4. Pertanto il tema della spiritualità rappresenta un naturale punto di contatto tra i fedeli di varie tradizioni religiose e un proficuo argomento per il dialogo inter-religioso. Come la vostra Assemblea Plenaria ha dimostrato, il “dialogo della Spiritualità” è una forma essenziale e suprema di dialogo tra uomini e donne di esperienze religiose diverse. Essa permette a “persone radicate nelle proprie tradizioni religiose” di dividere “le loro ricchezze spirituali, per esempio per quanto riguarda la preghiera e la contemplazione, la fede e i modi di cercare Dio o l’Assoluto” (Evangelii Nuntiandi, 42). Questo tipo di scambi, per i quali dovrebbero essere adeguatamente preparati, possono essere fonte di arricchimento reciproco e stimolo a una proficua collaborazione nella promozione e nella salvaguardia dei più elevati valori e ideali spirituali dell’umanità. All’interno di questo dialogo ci sarà l’ampia possibilità per i cristiani di condividere l’essenza del messaggio evangelico e per comunicare “la ragione della speranza che è in noi” (1 Pt 3, 15). Sebbene il dialogo possa assumere altre forme – il “dialogo della vita”, il dialogo della cooperazione, il dialogo formale o i dibattiti tra esperti –, tutte importanti, il dialogo della spiritualità offre una profondità e una qualità che potranno evitare alle altre forme di dialogo il pericolo di un puro e semplice attivismo.

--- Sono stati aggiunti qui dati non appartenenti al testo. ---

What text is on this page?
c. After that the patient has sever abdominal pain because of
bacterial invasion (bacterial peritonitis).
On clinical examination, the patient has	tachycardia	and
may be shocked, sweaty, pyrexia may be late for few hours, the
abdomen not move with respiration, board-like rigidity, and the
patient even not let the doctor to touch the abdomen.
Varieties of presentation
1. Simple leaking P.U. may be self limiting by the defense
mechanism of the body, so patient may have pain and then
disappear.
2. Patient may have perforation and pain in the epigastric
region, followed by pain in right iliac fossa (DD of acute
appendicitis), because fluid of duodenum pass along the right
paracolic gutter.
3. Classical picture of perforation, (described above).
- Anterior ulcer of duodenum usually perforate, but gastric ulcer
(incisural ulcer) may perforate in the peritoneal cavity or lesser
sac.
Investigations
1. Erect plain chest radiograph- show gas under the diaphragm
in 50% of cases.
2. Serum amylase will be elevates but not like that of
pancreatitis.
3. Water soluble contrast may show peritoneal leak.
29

5. Questo dialogo della spiritualità ha bisogno di una spiritualità del dialogo, vale a dire, di una visione capace di sostenere gli sforzi compiuti per favorire rapporti buoni e armoniosi tra i fedeli di religioni diverse. Il dialogo inter-religioso non è mai semplice. Ha bisogno di solide convinzioni, di grande comprensione e profonda sensibilità delle diversità. E mio auspicio che dal vostro incontro escano le linee guida di una spiritualità del dialogo, le quali potranno essere d’aiuto ai pastori e ai fedeli di ogni dove, perché “tutti i fedeli e le comunità cristiane sono chiamati a praticare il dialogo, anche se non nello stesso grado e forma” (Redemptoris Missio, 57).

6. Mentre tutta la Chiesa si prepara al Giubileo dell’Anno 2000 dobbiamo considerare “il sempre maggior spazio dato al dialogo con le altre religioni” come uno dei “segni di speranza presenti in questo ultimo scorcio di secolo” (Tertio Millennio Adveniente, 46). In questo contesto desidero ringraziarvi per la vostra attenzione alle implicazioni e alle condizioni necessarie a questo dialogo. Prego con tutto il cuore che l’avvento del Terzo Millennio veda un approfondimento e un consolidamento di relazioni sempre più cordiali tra le differenti tradizioni religiose, per il bene della pace e della solidarietà tra i popoli di ogni dove. Nell’invocare su voi l’intercessione di Maria, Madre del Redentore, vi imparto di buon grado la mia Benedizione Apostolica.